En période de croissance, les puissances impérialistes hégémoniques (Grande-Bretagne dans le capitalisme ascendant, États-Unis dans le capitalisme en déclin) et les petits États impérialistes (comme les Pays-Bas, la Suède, etc.) optent pour la libre circulation et contiennent les tendances protectionnistes. Mais, en période de ralentissement de la croissance, les affrontements inter-impérialistes peuvent prendre la forme de barrières protectionnistes, comme le montrent les entraves au commerce entre la Chine et les États-Unis. La nouvelle crise économique va précipiter cette tendance. La relocalisation ne pourra se faire sans taxes aux importations, normes, interdictions de rachat d’entreprises nationales, à l’échelle d’un État ou d’une zone de plusieurs États comme l’UE. Mais c’est un remède pire que le mal qui ne peut qu’accélérer la contraction du marché mondial, de la production totale et donc aggraver les affrontements entre les principaux impérialismes comme les attaques de chaque bourgeoisie contre son prolétariat.
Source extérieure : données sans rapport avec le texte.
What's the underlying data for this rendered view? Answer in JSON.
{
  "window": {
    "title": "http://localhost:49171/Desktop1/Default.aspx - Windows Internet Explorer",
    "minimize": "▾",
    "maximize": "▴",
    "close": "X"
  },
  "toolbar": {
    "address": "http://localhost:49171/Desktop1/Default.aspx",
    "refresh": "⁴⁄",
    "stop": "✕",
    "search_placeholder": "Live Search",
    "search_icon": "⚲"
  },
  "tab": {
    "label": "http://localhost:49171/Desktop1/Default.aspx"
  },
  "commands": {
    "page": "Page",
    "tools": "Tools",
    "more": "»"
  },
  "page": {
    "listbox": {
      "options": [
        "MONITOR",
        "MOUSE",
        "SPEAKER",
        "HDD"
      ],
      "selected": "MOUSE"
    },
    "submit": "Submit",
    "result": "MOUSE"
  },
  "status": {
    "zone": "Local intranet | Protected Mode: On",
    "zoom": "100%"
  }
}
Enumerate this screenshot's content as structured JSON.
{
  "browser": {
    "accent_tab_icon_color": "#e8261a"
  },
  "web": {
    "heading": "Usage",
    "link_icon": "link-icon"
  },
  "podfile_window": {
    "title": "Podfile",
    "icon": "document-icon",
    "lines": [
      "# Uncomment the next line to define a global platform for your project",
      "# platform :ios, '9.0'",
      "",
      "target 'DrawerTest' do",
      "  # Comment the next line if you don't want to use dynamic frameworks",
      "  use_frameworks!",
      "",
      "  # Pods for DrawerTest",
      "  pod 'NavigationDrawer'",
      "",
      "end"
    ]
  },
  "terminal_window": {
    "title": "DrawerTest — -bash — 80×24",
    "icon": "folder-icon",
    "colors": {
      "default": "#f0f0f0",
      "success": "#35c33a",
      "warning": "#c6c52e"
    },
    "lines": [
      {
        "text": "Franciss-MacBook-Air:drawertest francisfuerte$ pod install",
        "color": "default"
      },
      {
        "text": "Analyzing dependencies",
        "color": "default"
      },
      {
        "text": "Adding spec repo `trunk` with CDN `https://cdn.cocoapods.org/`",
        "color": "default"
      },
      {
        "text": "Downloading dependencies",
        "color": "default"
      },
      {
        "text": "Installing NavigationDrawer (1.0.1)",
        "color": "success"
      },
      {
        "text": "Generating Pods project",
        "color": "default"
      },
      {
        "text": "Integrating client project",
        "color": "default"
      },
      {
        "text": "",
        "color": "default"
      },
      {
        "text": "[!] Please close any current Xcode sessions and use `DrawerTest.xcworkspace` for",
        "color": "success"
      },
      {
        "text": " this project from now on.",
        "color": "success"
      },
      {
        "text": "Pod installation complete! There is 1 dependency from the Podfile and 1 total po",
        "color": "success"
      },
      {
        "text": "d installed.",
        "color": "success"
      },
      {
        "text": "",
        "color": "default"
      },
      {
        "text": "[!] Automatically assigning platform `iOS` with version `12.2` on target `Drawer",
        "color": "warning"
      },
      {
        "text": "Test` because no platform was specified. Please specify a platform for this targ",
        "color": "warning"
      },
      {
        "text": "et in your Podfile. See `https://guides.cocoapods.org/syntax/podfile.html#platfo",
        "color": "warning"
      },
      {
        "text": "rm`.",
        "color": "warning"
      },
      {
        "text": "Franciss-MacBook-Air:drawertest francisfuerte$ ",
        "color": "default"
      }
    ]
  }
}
Le prolétariat en effet, en l’absence d’une orientation révolutionnaire, sera la victime toute désignée des bouleversements que la crise commence à occasionner. Les restrictions aux libertés démocratiques, la détérioration de l’environnement de toute l’humanité, les pertes d’emplois, la paupérisation, le durcissement des conditions de travail, la surexploitation des travailleurs étrangers, la fermeture des frontières aux réfugiés… sont inscrits dans la logique du capitalisme aux abois. Loin de se laisser berner par les sirènes du nationalisme qui visent à l’enchainer à la défense de sa bourgeoisie, le prolétariat doit défendre les perspectives de la révolution socialiste, de l’internationalisme et du socialisme mondial, seules réponses raisonnables contre la barbarie capitaliste.